I was discussing the NBA with my cousin when the topic of the Charlotte Bobcats came up. Michael Jordan (current majority owner, former personnel exec)’s role in the mess took center stage.
The Bobcats (the worst team in the league in 2011-2012) have missed the playoffs five out of six times since Jordan joined the team and finished with the worst record this season.
As close to the playoffs as Jordan and the ‘cats will get in the next few years.
As both the face of the franchise and the man calling the shots, Jordan has to take the blame for it.
He’s arguably the best to ever play the game, but the team’s failings shouldn’t come as a surprise.
It’s another example of the Halo Effect.
Halo Effect: Greatness in one area of life influences our perceptions of an individual in others. We tend to overestimate situational competence.
There’s a direct positive correlation between attractiveness and success in the corporate world.
Attractive people are afforded a significant advantage over their peers in nearly every walk of life.
It’s not strictly a causal relationship (correlation does not equal causation); it’s a function of opportunity to display talent and ability.
People want to align themselves with those who display traits that are highly-valued.
Desirable traits, such as physical attractiveness, are held in high regard; we are more willing to do things/provide opportunity for people we like and respect.
It’s the Principle of Association—- one of several principles of influence that explain much of how we think and make decisions.
The more chances you’re given to excel, the higher the likelihood that you’ll do just that.
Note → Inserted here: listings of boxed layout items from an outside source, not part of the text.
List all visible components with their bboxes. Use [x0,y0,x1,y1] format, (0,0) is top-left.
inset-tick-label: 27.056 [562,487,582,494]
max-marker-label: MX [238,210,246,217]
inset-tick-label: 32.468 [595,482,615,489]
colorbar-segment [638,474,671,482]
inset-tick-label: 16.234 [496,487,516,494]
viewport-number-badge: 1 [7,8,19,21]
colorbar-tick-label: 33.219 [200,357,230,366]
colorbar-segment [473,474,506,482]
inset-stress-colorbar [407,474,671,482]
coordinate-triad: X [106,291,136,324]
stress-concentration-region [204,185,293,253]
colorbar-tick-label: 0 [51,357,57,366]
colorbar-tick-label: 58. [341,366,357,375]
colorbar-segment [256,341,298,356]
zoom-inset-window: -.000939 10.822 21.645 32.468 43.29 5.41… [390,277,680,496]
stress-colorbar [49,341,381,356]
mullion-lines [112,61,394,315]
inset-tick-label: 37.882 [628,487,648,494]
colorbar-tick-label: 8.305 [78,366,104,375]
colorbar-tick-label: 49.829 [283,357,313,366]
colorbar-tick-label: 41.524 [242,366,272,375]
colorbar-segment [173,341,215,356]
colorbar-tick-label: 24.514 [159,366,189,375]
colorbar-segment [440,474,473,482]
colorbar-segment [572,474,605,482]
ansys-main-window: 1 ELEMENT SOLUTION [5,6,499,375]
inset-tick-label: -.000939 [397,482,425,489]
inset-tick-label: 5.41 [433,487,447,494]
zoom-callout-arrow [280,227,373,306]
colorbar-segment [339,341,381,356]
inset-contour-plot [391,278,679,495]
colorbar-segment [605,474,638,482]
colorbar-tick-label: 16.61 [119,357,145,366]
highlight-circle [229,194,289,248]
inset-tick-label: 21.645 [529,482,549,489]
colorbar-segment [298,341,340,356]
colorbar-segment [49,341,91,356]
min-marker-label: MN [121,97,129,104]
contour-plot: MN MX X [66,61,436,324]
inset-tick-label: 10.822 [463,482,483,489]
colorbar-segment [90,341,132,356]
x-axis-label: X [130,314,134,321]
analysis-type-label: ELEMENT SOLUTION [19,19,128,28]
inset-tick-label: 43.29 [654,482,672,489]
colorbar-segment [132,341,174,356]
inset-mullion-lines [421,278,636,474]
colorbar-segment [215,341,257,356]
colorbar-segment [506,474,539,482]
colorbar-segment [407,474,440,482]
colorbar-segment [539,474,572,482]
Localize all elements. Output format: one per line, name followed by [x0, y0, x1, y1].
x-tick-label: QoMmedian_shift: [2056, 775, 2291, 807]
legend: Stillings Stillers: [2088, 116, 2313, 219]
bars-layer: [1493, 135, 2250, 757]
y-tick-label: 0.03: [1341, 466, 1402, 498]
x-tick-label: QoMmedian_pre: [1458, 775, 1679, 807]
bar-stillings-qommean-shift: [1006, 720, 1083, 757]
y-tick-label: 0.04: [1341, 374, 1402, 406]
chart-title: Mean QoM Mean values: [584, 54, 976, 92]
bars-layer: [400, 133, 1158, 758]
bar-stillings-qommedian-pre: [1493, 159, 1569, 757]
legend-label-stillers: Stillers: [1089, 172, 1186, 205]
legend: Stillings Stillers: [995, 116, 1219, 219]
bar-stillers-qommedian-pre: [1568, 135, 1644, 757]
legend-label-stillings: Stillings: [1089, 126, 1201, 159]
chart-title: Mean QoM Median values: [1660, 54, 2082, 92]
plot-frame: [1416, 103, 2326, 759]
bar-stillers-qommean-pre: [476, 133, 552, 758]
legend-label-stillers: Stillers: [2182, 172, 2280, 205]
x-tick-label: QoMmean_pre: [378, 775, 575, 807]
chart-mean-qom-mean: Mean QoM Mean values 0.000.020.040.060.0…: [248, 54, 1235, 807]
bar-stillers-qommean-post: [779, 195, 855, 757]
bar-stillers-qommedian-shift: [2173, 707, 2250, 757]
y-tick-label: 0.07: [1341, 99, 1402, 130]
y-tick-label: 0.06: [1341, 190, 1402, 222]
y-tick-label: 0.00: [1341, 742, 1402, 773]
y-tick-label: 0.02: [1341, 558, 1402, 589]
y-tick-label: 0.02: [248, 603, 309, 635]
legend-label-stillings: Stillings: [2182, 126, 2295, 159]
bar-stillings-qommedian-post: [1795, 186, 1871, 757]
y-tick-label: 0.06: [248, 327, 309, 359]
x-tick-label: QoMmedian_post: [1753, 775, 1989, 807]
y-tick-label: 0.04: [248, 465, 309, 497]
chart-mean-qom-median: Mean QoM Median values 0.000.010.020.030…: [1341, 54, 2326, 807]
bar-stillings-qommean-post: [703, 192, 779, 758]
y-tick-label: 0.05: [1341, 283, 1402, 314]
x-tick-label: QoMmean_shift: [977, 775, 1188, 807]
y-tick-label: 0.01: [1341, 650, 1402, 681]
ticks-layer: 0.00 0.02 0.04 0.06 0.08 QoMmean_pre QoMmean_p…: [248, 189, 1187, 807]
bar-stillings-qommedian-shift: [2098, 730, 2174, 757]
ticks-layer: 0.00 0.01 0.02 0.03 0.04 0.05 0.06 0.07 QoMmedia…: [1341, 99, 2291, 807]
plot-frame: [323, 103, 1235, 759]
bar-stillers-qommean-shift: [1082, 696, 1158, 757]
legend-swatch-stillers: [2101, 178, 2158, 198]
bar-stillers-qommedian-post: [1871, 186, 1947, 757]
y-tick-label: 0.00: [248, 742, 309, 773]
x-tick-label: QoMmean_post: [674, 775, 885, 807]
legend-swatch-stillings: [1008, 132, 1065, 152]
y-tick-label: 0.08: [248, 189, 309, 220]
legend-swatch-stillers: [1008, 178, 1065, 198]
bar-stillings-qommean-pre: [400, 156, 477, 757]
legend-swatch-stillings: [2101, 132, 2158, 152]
Success begets healthy self-esteem, confidence, and assertiveness—-traits that facilitate further excellence.
Industries in the public eye (e.g. acting, politics) will always be dominated by “beautiful people”—-regardless of individual merit.
The power of the Halo Effect poses an intriguing question for parents as well.
Former star athletes have broadcasting and sports analysis jobs waiting for them when they retire. Retired senators and government executives land prestigious jobs as lobbyists and corporate big-wigs when their terms are up in Washington D.C.
It’s assumed that these folks will perform well in their new jobs—-or at least provide some publicity for their new companies.
Unfortunately, that’s not always the case.
Greatness in one field doesn’t always translate to superior performance in another. The skills and abilities essential for success in one arena may carry little weight in another.
The transition from great athlete to front office executive is a not an easy one. Ironically, all-time great performers often have the most difficulty.
Kareem Abdul-Jabbar, the NBA’s All-Time Leading Scorer, was an ineffective coach. He was aloof and had trouble relating to the rank-and-file players that populate every NBA roster.
Jordan—-a renowned workaholic whose desire to prepare to win may be unparalleled—-refused to be outworked as a player.
The same hubris that made him an unstoppable force on the hardwood may hinder his performance in the front office. Star performers often overestimate their ability to succeed in other subject areas; it can lead to disastrous results.
Otherworldly performance as an NBA player does not confer an eye for player chemistry, talent, and shrewd cap decisions. Poor drafting, questionable free agent signings, and no cohesive plan of action have relegated the Bobcats to the league basement.
The rumored presence of “yes-men” may also be to blame.
Jordan hired former Blazers General Manager Richard Cho in 2011, a step in the right direction. They drafted a few good pieces in 2011 (Bismack Biyombo, Kemba Walker) and the new CBA levels the financial playing field for small-market teams, so there is hope for the future.